Ce n’est qu’en mai 2010 qu’Hydro-Québec a finalement révélé que c’est Lanauco qui a réalisé les travaux pour son compte. La famille a alors entamé sa poursuite.
Hydro-Québec et Lanauco nient les allégations de la famille, et refusent de prendre responsabilité pour les dommages et de payer les 150 000 $ en frais de réparations et 50 000 $ en dommages moraux exigés.
Elles soutiennent que les travaux d’installation ont été réalisés «avec prudence, diligence, compétence et conformément aux règles de l’art [et que] seuls les demandeurs savaient où se trouvait la conduite de renvoi de leur immeuble.»
Les compagnies effectuant des travaux d’excavation dans la province de Québec peuvent faire appel aux services gratuits d’Info-Excavation, qui établit la présence d’installations souterraines de ses membres, dont font partie Hydro-Québec, Bell Canada et plusieurs arrondissements, mais pas la Ville de Montréal, où habite la famille.
Info-Excavation n’a pas voulu nous remettre les documents reliés au dossier en question à cause «d’ententes de confidentialité». Mais elle a confirmé que Lanauco l’avait contactée pour les travaux sur la rue Bourget en janvier 2007 et que l’entreprise avait été informée de la présence d’infrastructures appartement à Hydro-Québec, Bell Canada, Gaz Métropolitain et la Commission des Services Électriques de Montréal.
Et le conduit d’égout?
«Il y a personne que je connaisse qui soit habilité dans nos membres à trouver l’emplacement de ce drain-là», a expliqué le directeur général d’Info-Excavation, Robert Jutras.

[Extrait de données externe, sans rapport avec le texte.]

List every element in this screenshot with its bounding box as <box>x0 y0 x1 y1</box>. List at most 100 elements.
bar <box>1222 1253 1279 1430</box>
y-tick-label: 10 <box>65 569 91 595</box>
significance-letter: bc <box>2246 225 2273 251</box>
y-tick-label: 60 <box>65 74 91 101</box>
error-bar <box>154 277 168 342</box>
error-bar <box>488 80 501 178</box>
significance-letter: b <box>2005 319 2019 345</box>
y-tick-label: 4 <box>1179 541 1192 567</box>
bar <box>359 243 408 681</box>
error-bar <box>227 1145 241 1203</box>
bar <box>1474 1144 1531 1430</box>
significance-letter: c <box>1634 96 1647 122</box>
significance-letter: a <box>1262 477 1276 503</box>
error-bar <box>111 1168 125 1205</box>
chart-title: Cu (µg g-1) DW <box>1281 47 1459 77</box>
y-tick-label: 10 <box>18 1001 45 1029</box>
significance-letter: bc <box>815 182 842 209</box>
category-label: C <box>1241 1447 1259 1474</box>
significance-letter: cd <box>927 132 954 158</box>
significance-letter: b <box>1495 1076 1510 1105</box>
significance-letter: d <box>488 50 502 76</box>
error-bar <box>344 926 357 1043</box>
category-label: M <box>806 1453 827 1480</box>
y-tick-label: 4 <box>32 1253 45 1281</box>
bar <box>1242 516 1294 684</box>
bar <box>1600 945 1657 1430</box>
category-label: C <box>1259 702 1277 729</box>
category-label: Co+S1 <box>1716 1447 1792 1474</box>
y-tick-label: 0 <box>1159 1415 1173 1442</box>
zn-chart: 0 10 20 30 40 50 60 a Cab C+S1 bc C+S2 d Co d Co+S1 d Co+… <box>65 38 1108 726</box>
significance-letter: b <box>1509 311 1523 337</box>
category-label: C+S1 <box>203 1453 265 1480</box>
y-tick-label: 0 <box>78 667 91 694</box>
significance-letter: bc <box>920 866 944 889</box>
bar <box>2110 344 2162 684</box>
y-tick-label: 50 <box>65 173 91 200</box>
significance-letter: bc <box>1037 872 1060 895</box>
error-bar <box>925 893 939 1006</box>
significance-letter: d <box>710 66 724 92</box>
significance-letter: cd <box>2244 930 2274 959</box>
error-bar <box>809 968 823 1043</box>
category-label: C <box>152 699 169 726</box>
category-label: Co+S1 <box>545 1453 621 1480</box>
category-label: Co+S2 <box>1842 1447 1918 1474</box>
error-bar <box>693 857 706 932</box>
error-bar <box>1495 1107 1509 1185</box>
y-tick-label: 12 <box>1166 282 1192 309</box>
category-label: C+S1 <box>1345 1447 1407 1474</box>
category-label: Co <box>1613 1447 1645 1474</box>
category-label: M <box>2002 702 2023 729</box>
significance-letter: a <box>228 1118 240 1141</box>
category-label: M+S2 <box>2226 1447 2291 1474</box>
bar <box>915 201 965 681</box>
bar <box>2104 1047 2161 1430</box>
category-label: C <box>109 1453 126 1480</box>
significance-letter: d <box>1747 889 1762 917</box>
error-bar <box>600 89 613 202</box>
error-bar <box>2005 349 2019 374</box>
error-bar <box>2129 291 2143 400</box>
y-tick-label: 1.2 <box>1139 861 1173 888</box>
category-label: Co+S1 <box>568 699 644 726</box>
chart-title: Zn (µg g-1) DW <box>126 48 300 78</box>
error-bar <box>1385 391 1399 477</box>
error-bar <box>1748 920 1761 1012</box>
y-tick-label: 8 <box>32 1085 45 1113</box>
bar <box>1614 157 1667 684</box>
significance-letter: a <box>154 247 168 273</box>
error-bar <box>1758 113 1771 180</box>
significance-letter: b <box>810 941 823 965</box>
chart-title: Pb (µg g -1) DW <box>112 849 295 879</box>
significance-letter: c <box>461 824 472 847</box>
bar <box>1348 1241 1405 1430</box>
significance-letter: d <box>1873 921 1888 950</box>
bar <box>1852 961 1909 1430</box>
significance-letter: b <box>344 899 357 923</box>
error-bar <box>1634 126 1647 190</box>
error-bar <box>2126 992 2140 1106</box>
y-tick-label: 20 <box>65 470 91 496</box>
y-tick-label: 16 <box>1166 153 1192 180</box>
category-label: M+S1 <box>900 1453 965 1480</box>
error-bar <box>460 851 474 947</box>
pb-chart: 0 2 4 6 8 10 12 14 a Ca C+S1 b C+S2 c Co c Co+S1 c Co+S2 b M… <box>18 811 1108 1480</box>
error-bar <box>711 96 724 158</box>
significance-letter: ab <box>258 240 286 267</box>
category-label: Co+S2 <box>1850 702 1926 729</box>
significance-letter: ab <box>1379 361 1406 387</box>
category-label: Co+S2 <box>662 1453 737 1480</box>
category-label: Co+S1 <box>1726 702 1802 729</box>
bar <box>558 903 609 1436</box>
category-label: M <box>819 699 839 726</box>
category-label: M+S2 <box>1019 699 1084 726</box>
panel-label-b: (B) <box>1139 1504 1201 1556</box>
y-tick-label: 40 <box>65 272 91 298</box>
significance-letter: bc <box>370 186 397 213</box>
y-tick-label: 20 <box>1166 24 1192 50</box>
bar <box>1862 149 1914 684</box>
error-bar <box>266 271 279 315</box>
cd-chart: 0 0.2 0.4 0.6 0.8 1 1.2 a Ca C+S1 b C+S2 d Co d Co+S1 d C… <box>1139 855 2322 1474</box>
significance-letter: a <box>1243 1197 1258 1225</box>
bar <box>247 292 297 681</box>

Quant au président de Lanauco, Jean-Claude Mailhot, il s’est dit «navré» qu’il y ait de tels incidents. «Pour l’ensemble… notre travail au quotidien est d’essayer d’enrayer [les dommages]», a-t-il ajouté, ne souhaitant pas commenter le cas de Mme Prokhovnick en particulier.
La dame n’a pas voulu commenter pendant que la cause est devant la cour, mais elle nous a montré les travaux de décontamination ainsi que des photos des dommages.
Selon une porte-parole d’Hydro-Québec, Stacey Masson, c’est à Lanauco que revient la responsabilité de tout dommage.
Presque 500 000 $ en dommages
Hydro-Québec affirme enregistrer en moyenne 18 plaintes chaque année ressemblant à celle de Mme Prokhovnick.
Quant à Lanauco, ce n’est pas la première fois qu’elle cause des dommages lors de travaux, selon des documents obtenus par l’Agence QMI.
Depuis 1995, 12 autres poursuites totalisant 457 035$ ont été entamées au Québec contre la compagnie de Saint-Alexis-des-Monts, incluant d’autres tuyaux de canalisation brisés. Dans certains cas, les poursuites visaient également Hydro-Québec et d’autres entrepreneurs.
Même Bell Canada a poursuivi l’entreprise à quatre reprises pour dommages à ses installations téléphoniques.
Hydro-Québec a également poursuivi la compagnie en 2007, pour un montant de 99 662,81 $. Une porte-parole d’Hydro-Québec, Flavie Côté, a dit que la cause a probablement été réglée hors cour et que les détails doivent donc rester confidentiels. Elle a souligné qu’Hydro-Québec faisait des inspections de manière aléatoire sur les travaux effectués par des entreprises.
«Même le meilleur cuisinier casse des œufs dans son omelette», s’est défendu le président de Lanauco, Jean-Claude Mailhot, expliquant que c’est parfois un manque d’information ou la maladresse d’un employé qui est la cause des dommages.
Robert Jutras, directeur général chez Info-Excavation, qui connaît la compagnie depuis au moins huit ans, a affirmé qu’elle est «n’est pas frivole… et généralement responsable». Lanauco réalise en moyenne 1500 travaux par année depuis 10 ans pour Hydro-Québec, qui dit avoir de «bonnes relations d’affaires» avec la compagnie.
Sept des treize poursuites, dont celles entreprises par Bell, ont finalement été réglées hors cour.